On Friday, 21 December 2012 at 17:08:28 UTC, Simen Kjaeraas wrote:
> On 2012-00-21 12:12, Max Samukha <maxsamukha@gmail.com> wrote:
>
>> On Friday, 21 December 2012 at 10:30:21 UTC, Walter Bright wrote:
>>> On 12/21/2012 2:13 AM, Max Samukha wrote:
>>>> What Walter is wrong about is that bytecode is entirely pointless.
>>>
>>> I'll bite. What is its advantage over source code?
>>
>> It is not about bytecode vs source code. It is about a common platform-independent  intermediate representation for multiple languages. JS is such a representation in the browsers and it is widely used. It it entirely pointless? I am not convinced it is.
>
> But Walter has said that for exactly this purpose, bytecode is useful.

Really? He sounded like the whole world should repent for using IRs. Maybe I misunderstood.

> What he's said is that in the case proposed (using bytecode instead of
> source code for CTFE), bytecode offers absolutely no advantage over
> source.
>
> Now can we move on? It's been said so many times now, and we all know
> Walter is not a pushover. If nobody can present irrefutable, solid,
> peer-reviewed, and definite proof that bytecode has significant
> advantages over source code for the purpose of CTFE, such an
> implementation will never be done, and the world will be better off
> for it.

I am not arguing that.

On Friday, 21 December 2012 at 07:03:13 UTC, Walter Bright wrote:
> On 12/20/2012 10:05 PM, deadalnix wrote:
>> No you explained that java's bytecode doesn't solve that problem. Which is quite
>> different.
>
> I did, but obviously you did not find that satisfactory. Let me put it this way:
>
> Design a bytecode format, and present it here, that is CTFEable and is not able to be automatically decompiled.

Optimized LLVM bytecode look like a good candidate for the job. Note that I'm not suggesting this as a spec, but as an example of possible solution.

> Optimized LLVM bytecode look like a good candidate for the job. Note that I'm not suggesting this as a spec, but as an example of possible solution.

It's true that it couldn't be automatically decompiled to something equivalent to the original D source, but it does contain type information. Its human readable form (llvm assembly language) is easier to understand than assembly.
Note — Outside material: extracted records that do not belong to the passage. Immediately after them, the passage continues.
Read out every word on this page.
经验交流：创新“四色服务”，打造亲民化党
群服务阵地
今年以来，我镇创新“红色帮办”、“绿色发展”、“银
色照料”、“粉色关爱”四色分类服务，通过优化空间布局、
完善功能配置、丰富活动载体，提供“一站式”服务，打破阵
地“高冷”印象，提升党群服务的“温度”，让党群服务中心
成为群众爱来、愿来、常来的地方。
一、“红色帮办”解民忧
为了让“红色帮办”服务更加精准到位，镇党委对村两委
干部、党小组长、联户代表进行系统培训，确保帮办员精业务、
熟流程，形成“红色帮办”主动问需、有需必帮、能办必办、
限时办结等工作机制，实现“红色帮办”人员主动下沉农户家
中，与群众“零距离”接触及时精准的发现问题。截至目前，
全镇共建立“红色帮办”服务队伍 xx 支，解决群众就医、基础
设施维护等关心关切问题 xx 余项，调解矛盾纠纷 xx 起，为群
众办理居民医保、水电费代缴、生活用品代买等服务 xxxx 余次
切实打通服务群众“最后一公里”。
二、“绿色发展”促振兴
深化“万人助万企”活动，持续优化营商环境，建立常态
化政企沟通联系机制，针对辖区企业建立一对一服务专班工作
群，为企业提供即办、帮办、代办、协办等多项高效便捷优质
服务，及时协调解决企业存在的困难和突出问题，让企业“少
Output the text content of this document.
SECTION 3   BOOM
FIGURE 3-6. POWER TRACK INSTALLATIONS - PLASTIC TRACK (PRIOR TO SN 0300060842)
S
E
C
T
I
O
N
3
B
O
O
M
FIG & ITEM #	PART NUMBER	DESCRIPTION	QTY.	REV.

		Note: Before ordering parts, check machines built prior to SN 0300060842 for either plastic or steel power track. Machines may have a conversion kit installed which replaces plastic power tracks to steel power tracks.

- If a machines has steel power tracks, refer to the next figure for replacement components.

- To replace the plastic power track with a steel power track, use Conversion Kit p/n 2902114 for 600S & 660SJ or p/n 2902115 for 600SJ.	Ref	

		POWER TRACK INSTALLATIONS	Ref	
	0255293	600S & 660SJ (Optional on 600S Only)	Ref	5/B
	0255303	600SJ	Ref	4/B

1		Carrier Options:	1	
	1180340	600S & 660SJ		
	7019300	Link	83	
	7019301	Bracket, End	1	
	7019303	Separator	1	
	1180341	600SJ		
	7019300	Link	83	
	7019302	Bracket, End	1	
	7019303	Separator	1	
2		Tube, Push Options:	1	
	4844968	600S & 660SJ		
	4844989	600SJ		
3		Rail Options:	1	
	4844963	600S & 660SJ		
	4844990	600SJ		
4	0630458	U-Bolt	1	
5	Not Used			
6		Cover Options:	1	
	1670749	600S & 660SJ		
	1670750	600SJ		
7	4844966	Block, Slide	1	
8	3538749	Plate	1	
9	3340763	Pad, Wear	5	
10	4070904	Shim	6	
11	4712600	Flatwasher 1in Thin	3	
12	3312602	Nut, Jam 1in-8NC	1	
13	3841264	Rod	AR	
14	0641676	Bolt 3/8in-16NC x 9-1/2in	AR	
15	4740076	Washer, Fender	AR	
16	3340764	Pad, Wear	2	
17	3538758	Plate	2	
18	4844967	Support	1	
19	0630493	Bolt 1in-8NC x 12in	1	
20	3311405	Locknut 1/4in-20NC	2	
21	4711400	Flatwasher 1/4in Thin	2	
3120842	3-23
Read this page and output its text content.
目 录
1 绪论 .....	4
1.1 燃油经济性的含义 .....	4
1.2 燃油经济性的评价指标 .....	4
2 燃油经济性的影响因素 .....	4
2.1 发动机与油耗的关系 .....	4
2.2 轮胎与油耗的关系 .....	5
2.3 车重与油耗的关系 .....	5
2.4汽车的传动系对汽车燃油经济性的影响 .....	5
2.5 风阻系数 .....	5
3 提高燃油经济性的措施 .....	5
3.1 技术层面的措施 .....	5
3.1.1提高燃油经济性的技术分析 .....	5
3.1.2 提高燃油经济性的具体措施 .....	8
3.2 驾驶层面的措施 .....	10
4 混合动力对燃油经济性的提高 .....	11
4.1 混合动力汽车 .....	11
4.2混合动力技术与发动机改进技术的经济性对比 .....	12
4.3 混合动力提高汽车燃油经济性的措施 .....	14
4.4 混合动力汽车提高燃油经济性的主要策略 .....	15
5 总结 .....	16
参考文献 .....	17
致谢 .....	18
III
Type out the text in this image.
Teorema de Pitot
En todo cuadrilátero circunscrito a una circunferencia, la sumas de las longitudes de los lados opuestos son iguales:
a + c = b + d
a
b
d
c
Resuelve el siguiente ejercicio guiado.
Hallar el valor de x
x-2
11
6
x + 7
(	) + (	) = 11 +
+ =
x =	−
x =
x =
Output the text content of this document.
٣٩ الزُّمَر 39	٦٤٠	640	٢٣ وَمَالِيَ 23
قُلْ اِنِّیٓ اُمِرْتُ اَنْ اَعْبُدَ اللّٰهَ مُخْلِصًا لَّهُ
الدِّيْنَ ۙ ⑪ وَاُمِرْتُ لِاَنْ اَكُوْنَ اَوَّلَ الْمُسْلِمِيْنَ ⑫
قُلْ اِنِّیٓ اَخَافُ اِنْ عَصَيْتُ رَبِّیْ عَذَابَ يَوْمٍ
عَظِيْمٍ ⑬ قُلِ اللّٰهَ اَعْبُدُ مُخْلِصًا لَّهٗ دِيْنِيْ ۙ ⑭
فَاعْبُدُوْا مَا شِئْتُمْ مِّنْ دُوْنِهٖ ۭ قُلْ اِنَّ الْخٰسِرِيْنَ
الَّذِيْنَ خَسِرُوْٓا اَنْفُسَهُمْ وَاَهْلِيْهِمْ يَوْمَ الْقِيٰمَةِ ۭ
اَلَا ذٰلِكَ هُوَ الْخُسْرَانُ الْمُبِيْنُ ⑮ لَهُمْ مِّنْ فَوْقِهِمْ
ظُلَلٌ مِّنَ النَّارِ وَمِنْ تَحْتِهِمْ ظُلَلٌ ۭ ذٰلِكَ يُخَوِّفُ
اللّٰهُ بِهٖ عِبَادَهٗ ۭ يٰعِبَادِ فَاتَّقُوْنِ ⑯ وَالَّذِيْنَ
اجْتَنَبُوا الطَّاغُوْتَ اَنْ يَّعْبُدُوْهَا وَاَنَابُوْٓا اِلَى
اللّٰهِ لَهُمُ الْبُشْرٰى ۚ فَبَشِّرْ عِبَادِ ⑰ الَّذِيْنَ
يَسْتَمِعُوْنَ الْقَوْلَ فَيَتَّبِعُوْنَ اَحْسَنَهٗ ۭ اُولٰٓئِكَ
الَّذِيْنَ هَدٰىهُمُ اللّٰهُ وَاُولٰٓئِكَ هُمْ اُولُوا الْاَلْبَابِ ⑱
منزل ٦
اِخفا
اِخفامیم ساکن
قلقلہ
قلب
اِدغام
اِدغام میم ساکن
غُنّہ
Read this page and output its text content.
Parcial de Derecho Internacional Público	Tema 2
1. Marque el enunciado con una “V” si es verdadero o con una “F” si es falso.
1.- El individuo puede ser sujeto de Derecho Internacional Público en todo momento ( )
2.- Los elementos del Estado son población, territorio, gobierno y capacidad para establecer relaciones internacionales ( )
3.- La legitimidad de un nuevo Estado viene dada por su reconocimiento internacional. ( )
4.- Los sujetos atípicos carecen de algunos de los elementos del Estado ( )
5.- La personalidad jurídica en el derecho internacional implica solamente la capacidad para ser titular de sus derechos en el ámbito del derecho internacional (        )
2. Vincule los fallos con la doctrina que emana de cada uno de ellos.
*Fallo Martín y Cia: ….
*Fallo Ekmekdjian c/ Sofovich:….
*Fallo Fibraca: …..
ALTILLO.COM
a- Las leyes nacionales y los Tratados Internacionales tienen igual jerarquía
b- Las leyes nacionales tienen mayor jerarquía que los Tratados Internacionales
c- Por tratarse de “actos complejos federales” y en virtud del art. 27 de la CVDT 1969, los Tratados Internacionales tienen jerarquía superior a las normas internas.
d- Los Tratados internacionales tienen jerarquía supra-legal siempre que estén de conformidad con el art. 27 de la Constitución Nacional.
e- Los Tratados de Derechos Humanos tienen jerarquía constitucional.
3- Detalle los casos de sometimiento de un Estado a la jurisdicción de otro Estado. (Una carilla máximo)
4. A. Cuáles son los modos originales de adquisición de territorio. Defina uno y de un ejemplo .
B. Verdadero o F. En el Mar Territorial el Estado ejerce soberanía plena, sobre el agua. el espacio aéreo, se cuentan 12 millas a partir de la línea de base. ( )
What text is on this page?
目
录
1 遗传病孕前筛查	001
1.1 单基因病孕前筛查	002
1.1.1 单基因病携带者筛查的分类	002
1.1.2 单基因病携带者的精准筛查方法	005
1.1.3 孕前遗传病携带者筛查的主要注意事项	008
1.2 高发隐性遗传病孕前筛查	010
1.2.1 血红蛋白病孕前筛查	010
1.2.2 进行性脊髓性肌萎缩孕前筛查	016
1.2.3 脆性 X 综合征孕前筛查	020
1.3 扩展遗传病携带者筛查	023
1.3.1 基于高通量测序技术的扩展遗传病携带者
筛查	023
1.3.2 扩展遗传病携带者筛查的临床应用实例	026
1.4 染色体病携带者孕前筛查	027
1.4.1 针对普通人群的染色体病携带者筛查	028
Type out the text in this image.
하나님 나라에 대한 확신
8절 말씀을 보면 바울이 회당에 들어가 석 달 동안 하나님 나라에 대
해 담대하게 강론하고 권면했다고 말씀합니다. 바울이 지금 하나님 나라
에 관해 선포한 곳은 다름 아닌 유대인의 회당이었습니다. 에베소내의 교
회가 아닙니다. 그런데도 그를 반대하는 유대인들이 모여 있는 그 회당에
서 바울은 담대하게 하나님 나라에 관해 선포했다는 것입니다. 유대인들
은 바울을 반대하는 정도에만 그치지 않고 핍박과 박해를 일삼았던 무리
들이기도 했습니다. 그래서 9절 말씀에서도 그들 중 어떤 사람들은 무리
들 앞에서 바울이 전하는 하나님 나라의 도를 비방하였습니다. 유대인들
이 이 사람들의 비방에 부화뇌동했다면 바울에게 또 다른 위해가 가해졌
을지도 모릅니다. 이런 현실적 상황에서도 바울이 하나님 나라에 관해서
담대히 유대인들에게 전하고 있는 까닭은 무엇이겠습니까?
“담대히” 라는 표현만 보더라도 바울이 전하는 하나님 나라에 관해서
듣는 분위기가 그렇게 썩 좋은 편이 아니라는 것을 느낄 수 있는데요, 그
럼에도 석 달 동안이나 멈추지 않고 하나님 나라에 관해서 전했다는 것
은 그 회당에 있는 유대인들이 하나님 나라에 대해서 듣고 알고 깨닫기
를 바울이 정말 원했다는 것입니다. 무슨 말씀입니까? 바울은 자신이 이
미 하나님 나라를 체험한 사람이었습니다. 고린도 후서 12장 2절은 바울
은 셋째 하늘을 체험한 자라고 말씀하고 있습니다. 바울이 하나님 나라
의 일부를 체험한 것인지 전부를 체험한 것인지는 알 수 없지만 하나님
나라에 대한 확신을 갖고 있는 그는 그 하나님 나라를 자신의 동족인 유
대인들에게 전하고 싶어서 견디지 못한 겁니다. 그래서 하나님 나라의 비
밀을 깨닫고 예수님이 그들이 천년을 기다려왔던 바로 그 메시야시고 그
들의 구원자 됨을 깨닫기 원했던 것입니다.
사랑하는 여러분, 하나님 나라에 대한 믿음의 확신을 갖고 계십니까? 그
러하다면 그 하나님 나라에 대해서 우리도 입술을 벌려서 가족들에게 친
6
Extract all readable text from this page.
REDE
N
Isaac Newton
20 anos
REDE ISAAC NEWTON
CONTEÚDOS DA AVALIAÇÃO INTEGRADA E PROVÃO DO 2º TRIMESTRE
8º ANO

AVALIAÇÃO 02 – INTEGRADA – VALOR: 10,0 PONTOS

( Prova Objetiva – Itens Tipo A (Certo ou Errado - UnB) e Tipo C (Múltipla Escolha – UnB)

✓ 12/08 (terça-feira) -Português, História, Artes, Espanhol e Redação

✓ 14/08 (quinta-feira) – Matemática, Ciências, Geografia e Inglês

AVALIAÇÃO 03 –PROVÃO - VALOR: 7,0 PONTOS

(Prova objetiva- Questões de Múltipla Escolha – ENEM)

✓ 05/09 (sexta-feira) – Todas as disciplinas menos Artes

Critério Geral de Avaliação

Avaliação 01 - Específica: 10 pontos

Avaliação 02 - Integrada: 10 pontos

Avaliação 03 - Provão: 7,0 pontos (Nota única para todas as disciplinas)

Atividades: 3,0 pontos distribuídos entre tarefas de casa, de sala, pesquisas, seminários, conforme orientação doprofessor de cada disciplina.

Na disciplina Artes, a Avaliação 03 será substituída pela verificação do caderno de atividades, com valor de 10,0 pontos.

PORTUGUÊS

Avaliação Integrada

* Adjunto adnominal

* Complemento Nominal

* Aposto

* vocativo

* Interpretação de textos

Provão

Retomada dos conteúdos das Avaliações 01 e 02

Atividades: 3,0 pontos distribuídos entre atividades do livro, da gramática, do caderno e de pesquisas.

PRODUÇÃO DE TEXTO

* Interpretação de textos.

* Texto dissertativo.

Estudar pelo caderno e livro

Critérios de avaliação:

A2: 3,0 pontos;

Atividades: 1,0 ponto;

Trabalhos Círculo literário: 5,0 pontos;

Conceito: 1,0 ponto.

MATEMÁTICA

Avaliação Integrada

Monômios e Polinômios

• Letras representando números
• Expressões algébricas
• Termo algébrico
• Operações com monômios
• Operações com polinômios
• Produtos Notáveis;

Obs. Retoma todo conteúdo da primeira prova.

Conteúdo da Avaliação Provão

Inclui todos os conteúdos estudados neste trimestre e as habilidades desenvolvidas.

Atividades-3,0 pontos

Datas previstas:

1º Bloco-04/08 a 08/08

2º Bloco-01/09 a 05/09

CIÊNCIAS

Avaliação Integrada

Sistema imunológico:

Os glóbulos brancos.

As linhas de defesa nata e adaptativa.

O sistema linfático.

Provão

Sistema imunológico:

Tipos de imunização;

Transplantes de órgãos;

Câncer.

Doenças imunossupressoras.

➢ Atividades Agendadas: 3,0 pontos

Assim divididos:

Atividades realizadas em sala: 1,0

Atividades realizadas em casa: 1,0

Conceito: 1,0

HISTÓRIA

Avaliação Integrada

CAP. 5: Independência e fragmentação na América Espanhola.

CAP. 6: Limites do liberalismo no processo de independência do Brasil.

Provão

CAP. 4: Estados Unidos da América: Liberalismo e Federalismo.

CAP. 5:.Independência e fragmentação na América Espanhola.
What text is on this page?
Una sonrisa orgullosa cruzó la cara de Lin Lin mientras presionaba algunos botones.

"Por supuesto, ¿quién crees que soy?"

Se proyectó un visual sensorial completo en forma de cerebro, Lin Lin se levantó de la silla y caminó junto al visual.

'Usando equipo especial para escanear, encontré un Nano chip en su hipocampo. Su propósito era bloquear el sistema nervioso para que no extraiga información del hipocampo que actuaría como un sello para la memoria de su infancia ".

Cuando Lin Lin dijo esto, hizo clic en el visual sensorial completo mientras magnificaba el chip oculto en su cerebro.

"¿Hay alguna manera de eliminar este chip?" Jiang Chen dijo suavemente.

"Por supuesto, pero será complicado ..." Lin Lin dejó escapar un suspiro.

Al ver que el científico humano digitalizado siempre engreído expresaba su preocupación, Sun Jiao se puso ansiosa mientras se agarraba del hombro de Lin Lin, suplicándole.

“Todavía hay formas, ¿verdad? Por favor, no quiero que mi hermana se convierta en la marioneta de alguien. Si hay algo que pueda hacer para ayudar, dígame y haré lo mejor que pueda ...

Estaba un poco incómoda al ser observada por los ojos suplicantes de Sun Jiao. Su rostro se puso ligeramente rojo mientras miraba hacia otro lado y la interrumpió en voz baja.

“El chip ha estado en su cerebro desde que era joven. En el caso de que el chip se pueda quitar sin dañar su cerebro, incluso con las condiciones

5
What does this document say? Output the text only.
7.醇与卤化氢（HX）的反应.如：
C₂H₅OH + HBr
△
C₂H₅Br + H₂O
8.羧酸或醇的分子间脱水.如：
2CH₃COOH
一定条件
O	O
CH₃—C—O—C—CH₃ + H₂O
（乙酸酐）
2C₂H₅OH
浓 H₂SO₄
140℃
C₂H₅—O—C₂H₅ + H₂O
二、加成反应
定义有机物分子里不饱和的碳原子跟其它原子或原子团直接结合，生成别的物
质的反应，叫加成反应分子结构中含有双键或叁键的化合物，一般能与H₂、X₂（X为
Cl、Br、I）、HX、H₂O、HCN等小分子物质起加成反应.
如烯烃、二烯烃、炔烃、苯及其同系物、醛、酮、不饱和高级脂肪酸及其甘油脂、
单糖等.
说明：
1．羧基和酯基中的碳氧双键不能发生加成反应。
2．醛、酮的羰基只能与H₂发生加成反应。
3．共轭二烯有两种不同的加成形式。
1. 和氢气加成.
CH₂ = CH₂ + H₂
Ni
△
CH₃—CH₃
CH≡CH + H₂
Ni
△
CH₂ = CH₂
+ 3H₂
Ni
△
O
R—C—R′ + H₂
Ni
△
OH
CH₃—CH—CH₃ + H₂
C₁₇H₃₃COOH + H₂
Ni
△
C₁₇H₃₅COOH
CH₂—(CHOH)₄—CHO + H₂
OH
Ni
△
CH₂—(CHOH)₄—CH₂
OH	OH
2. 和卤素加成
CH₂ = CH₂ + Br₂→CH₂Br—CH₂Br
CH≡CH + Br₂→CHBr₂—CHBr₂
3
On 12/21/2012 3:52 AM, Rainer Schuetze wrote:
> I think you don't need to care. The CPU can execute it as well without type
> information.
> If the data layout of the interpreter values is the same as for the interpreted
> architecture, all you need to know is the calling convention and the types of
> the arguments to the function to be executed and the return type.

CPU instructions are as unportable as you can get. All type information is lost, as well as all information as to where the values for things come from. Hence, such a format has dependencies on every module and switch it was compiled with, dependencies that cannot be accounted for if they change.

It cannot be inlined, no inferences can be made as to purity, and it's hard to see how CTFE could determine if a particular path through that code is supported or not by the CTFE.

In fact, it is useless as a means of importing module information - you might as well just link to that object code at link time.

On 12/21/2012 12:07 PM, jerro wrote:
>> Optimized LLVM bytecode look like a good candidate for the job. Note that I'm
>> not suggesting this as a spec, but as an example of possible solution.
>
> It's true that it couldn't be automatically decompiled to something equivalent
> to the original D source, but it does contain type information. Its human
> readable form (llvm assembly language) is easier to understand than assembly.

I haven't looked at the format, but if it's got type information, that goes quite a long way towards supporting automatic decompilation.

On Friday, 21 December 2012 at 20:08:00 UTC, jerro wrote:
>> Optimized LLVM bytecode look like a good candidate for the job. Note that I'm not suggesting this as a spec, but as an example of possible solution.
>
> It's true that it couldn't be automatically decompiled to something equivalent to the original D source, but it does contain type information. Its human readable form (llvm assembly language) is easier to understand than assembly.

Once the optimizer is passed, a lot of it is lost. It is easier to understand than pure x86 assembly, but it is clearly opaque.